Similar cases abound. During World War II, for instance, around the time when the Allies were secretly developing sonar, scientists happened to discover that bats had been using sonar all along. Talk about security leaks!
It should no longer surprise us that the beautifully intricate mechanisms created by Natural Selection should … well, surprise us. But further paradoxes lurk in the realm of language. Regarding hearts as pumps, Brockman went on to tell Hector …
That metaphor is a human invention.
Indeed, nobody knew that hearts were pumps until William Harvey figured it out in the 17th century. So which came first, the tool or its name?
I suppose, if Hector had thought to ask Brockman this question, he would have answered that words like “sonar” and “pump” and “gear” weren’t around when nature first toyed with echolocation, primordial jumping devices, and throbbing two-chambered movers of blood. Neither were any other words. There wasn’t anything we would call “language” at all. And as Brockman put it …
If it’s not in the language, it isn’t. If you can’t say it, it isn’t.
And so, although little gears appeared in bugs untold millions of years ago, they didn’t actually become gears until we noticed them and called them “gears.” The same goes for pumps and sonar. Hector Glasco might take heart from this. “If it’s not really invented until there’s a word for it,” he might say, “then surely human beings actually did invent gears, pumps, and sonar! After all, aren’t we, and not nature, the makers of words?”
The words of another oracular figure come to mind—Humpty Dumpty in Lewis Carroll’s Through the Looking Glass …
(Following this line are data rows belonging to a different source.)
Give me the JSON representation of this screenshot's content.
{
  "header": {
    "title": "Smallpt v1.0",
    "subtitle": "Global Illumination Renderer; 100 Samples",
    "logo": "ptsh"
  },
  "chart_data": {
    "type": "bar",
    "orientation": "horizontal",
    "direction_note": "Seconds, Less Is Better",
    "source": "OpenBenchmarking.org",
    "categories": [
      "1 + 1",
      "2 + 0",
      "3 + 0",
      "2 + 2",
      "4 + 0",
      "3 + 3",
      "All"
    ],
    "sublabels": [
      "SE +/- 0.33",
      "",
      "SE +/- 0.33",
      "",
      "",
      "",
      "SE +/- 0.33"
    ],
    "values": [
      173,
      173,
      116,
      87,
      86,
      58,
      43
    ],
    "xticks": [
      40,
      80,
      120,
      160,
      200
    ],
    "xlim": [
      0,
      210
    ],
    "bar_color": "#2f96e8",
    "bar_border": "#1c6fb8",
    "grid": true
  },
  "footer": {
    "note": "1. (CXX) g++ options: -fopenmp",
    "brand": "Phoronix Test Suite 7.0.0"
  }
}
“When I use a word,” Humpty Dumpty said, in rather a scornful tone, “it means just what I choose it to mean—neither more nor less.”
“The question is,” said Alice, “whether you can make words mean so many different things.”
“The question is,” said Humpty Dumpty, “which is to be master—that’s all.”
But according to Brockman, even so lofty a linguistic authority as Humpty Dumpty is wrong, for words are the makers of us—and of everything else:
[T]he words of the world are the life of the world, and nature is not created, nature is said…. I’m talking about the idea that we are our words. We create technologies and tools, and we become the technologies and tools. So, too, with language. All we have is language. All we have is ideas.
“Astride Occam’s Razor,” the story of Hector Glasco’s encounter with John Brockman, appears in both The Jamais Vu Papers and Jamais Vu VIEWS.
Fascinating thoughts and insights… much for for thought… so intriguing about words… this is one of the problems for children who have no vocabulary, since they have no words for how they are feeling they can’t express their feelings in any other way than some sort of violence.